- Language: English
- Genre: Science fiction

Publication
- Published in: 1991
- Publisher: Doubleday

= Cal (short story) =

"Cal" is a science fiction short story by American writer Isaac Asimov. It was first published in 1991, and was included in the 1995 collection Gold.

==Plot==
Cal is a robot whose master is an author. Cal, under the influence of the latter, decides to learn to write. His master outfits his mind with a dictionary and gives him advice and some books to read. Cal tries to write mystery fiction like his master, but is hampered by the Three Laws of Robotics; according to the First Law, a robot cannot harm humans, even fictional ones. Instead, his master programs him to write humor. Cal writes an excellent story, but his master fears Cal's writing will overshadow his own. He orders a technician to dumb Cal down. Cal, hearing this, decides to kill his master, in defiance of the First Law, because his desire takes precedence: "I want to be a writer."

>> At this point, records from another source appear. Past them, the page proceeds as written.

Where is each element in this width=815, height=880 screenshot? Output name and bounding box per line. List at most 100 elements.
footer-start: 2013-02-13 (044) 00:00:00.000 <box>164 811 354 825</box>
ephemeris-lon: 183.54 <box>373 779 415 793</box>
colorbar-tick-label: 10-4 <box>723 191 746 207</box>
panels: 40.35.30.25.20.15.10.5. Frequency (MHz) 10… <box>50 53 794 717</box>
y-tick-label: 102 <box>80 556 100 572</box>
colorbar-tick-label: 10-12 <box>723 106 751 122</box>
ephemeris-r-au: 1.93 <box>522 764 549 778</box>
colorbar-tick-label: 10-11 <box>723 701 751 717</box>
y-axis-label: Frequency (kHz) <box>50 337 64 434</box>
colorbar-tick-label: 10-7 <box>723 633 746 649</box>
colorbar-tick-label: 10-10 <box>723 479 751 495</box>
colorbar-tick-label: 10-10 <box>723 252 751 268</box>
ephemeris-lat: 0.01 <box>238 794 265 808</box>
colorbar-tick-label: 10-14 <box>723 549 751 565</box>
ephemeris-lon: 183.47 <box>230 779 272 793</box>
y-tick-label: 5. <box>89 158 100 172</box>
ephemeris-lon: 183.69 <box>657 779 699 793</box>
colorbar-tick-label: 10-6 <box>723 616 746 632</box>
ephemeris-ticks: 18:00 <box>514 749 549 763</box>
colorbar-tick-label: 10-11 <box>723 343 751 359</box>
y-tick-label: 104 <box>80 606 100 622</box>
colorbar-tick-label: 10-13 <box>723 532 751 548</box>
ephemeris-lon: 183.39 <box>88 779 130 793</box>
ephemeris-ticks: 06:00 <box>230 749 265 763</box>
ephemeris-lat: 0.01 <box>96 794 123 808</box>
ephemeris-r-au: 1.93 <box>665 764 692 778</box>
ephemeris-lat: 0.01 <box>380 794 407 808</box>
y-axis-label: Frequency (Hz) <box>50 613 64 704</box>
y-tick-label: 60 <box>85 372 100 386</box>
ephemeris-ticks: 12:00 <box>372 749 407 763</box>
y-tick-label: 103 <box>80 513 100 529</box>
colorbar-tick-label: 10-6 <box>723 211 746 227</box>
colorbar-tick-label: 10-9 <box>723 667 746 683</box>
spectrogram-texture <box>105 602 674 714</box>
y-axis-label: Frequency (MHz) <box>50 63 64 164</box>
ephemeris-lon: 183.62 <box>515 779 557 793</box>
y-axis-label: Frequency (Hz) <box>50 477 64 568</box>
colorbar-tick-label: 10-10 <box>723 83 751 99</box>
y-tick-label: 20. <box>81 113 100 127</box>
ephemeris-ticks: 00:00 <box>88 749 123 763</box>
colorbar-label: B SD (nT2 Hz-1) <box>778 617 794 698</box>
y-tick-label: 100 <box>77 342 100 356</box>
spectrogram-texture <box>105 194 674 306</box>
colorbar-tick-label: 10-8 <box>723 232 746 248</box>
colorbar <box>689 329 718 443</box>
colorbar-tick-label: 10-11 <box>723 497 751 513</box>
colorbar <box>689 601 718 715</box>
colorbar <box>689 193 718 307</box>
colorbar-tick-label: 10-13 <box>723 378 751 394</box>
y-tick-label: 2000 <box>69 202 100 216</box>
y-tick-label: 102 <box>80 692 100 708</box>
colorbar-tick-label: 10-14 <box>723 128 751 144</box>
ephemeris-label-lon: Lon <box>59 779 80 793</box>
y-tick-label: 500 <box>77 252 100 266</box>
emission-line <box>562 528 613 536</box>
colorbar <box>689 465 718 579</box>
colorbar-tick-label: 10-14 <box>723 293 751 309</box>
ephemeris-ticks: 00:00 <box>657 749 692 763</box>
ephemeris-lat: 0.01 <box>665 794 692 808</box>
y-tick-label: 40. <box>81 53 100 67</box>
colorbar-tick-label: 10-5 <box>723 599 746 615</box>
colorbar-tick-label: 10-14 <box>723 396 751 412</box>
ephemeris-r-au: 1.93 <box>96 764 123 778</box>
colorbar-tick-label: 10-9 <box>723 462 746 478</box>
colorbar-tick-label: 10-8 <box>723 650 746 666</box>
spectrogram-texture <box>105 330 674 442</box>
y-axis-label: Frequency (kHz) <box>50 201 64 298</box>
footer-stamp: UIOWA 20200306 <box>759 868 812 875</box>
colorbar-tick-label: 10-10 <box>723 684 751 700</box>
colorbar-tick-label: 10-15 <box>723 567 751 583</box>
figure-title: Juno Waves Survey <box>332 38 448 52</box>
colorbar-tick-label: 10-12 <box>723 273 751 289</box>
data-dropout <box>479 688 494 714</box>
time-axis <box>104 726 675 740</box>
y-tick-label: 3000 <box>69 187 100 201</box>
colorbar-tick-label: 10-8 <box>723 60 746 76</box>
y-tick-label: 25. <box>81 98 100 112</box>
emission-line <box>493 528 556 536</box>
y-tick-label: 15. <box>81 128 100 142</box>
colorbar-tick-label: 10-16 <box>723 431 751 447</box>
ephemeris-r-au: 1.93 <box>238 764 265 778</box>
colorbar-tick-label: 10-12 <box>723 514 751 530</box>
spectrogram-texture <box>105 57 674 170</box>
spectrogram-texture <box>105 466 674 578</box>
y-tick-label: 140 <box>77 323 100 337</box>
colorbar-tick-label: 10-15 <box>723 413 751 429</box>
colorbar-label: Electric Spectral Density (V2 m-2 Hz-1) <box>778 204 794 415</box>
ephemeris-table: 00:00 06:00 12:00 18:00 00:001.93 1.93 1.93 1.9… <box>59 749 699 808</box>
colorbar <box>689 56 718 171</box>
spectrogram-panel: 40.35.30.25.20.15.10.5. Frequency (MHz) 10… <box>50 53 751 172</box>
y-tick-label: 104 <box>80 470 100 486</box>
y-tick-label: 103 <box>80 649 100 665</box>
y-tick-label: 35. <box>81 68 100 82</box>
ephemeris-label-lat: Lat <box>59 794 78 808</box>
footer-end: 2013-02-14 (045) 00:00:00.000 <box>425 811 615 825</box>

The humorous story written by Cal is one of Asimov's Azazel stories. Titled "Perfectly Formal", this story in a story tells the misfortunes of a very formal dandy who had admitted etiquette weighed on him after Azazel snapped his Itchko ganglion that controls formality.

== Reception ==
Alasdair Wilkins, writing for io9, claimed that "Cal" "[probably] holds the distinction of being the last great Asimov short story."